Web lists-archives.com

Re: Questions on GSoC 2019 Ideas

On Sat, Mar 2, 2019 at 4:09 PM Thomas Gummerer <t.gummerer@xxxxxxxxx> wrote:
> On 03/01, Duy Nguyen wrote:
> > On Fri, Mar 1, 2019 at 5:20 AM Christian Couder
> > <christian.couder@xxxxxxxxx> wrote:
> > >
> > > Hi Matheus,
> > >
> > > On Thu, Feb 28, 2019 at 10:46 PM Matheus Tavares Bernardino
> > > <matheus.bernardino@xxxxxx> wrote:
> > > >
> > > > I've been in the mailing list for a couple weeks now, mainly working
> > > > on my gsoc micro-project[1] and in other patches that derived from it.
> > > > I also have been contributing to the Linux Kernel for half an year,
> > > > but am now mainly just supporting other students here at USP.
> > > >
> > > > I have read the ideas page for the GSoC 2019 and many of them interest
> > > > me. Also, looking around git-dev materials on the web, I got to the
> > > > GSoC 2012 ideas page. And this one got my attention:
> > > > https://github.com/peff/git/wiki/SoC-2012-Ideas#improving-parallelism-in-various-commands
> > > >
> > > > I'm interested in parallel computing and that has been my research
> > > > topic for about an year now. So I would like to ask what's the status
> > > > of this GSoC idea. I've read git-grep and saw that it is already
> > > > parallel, but I was wondering if there is any other section in git in
> > > > which it was already considered to bring parallelism, seeking to
> > > > achieve greater performance. And also, if this could, perhaps, be a
> > > > GSoC project.
> > >
> > > I vaguely remember that we thought at one point that all the low
> > > hanging fruits had already been taken in this area but I might be
> > > wrong.
> >
> > We still have to remove some global variables, which is quite easy to
> > do, before one could actually add mutexes and stuff to allow multiple
> > pack access. I don't know though if the removing global variables is
> > that exciting for GSoC, or if both tasks could fit in one GSoC. The
> > adding parallel access is not that hard, I think, once you know
> > packfile.c and sha1-file.c relatively well. It's mostly dealing with
> > caches and all the sliding access windows safely.
> I'm not very familiar with what's required here, but reading the above
> makes me think it's likely too much for a GSoC project.  I think I'd
> be happy with a project that declares removing the global variables as
> the main goal, and adding parallelism as a potential bonus.

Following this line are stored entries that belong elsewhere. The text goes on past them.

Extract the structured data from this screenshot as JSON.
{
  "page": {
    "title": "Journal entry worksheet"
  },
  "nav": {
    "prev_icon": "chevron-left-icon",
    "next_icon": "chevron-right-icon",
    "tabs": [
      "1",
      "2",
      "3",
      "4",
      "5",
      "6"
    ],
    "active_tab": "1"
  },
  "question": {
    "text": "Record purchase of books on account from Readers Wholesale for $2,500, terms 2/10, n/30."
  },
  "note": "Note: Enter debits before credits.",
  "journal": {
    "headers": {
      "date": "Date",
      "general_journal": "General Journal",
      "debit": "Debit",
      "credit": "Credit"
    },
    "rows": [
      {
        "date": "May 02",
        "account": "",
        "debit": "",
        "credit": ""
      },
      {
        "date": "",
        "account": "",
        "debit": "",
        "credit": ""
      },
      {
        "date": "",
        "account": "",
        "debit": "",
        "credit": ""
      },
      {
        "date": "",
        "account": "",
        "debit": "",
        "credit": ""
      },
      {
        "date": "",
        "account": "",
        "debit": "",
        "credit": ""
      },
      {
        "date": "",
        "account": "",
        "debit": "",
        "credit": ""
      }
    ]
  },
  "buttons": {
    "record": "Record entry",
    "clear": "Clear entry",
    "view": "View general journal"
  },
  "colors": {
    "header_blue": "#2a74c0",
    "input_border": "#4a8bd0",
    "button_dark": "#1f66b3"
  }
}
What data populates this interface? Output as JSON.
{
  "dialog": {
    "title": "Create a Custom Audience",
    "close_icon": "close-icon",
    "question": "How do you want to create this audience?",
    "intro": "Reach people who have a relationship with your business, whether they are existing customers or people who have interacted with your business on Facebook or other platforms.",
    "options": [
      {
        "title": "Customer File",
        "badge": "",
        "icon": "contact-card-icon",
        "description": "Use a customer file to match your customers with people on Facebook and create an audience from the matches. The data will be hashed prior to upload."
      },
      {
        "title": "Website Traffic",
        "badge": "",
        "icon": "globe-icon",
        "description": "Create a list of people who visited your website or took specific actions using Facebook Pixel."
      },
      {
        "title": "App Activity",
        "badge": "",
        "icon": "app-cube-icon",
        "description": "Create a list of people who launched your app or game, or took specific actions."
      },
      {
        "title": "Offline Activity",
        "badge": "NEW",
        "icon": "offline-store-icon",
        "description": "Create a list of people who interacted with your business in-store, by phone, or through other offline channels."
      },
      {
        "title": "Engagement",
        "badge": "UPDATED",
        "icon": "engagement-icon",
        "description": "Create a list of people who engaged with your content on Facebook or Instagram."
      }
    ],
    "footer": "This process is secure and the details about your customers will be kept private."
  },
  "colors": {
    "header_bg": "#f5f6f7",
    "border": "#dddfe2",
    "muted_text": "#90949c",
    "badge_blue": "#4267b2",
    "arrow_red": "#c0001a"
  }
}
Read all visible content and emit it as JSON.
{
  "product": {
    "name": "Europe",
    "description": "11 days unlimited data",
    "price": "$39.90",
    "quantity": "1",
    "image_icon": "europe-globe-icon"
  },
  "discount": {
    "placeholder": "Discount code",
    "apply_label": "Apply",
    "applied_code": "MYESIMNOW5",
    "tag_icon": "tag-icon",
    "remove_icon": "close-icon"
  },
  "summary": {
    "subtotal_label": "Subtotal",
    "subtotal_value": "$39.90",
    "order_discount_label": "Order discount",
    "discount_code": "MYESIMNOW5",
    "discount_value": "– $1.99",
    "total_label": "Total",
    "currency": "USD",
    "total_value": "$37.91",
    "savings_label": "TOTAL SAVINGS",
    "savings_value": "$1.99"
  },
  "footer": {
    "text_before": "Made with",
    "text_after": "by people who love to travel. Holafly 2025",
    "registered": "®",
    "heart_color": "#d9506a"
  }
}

Yeah, I think that the main issue, now that Duy found something that
could be a GSoC project, is that the potential mentors are not
familiar with the pack access code. It means that Matheus would
probably not get a lot of help from his mentors when he would work on
adding parallelism.

That may not be too big a problem though if Matheus is ok to ask many
technical questions on the mailing list. It seems to me that he could

> I'm a bit wary of a too large proposal here, as we've historically
> overestimated what kind of project is achievable over a summer (I've
> been there myself, as my GSoC project was also more than I was able to
> do in a summer :)).  I'd rather have a project whose goal is rather
> small and can be expanded later, than having something that could
> potentially take more than 3 months, where the student (or their
> mentors) have to finish it after GSoC.

Yeah, I agree with your suggestion about a project that declares
removing the global variables as the main goal, and adding parallelism
as a potential bonus.

One thing I am still worried about is if we are sure that adding
parallelism is likely to get us a significant performance improvement
or not. If the performance of this code is bounded by disk or memory
access, then adding parallelism might not bring any benefit. (It could
perhaps decrease performance if memory locality gets worse.) So I'd
like some confirmation either by running some tests or by experienced
Git developers that it is likely to be a win.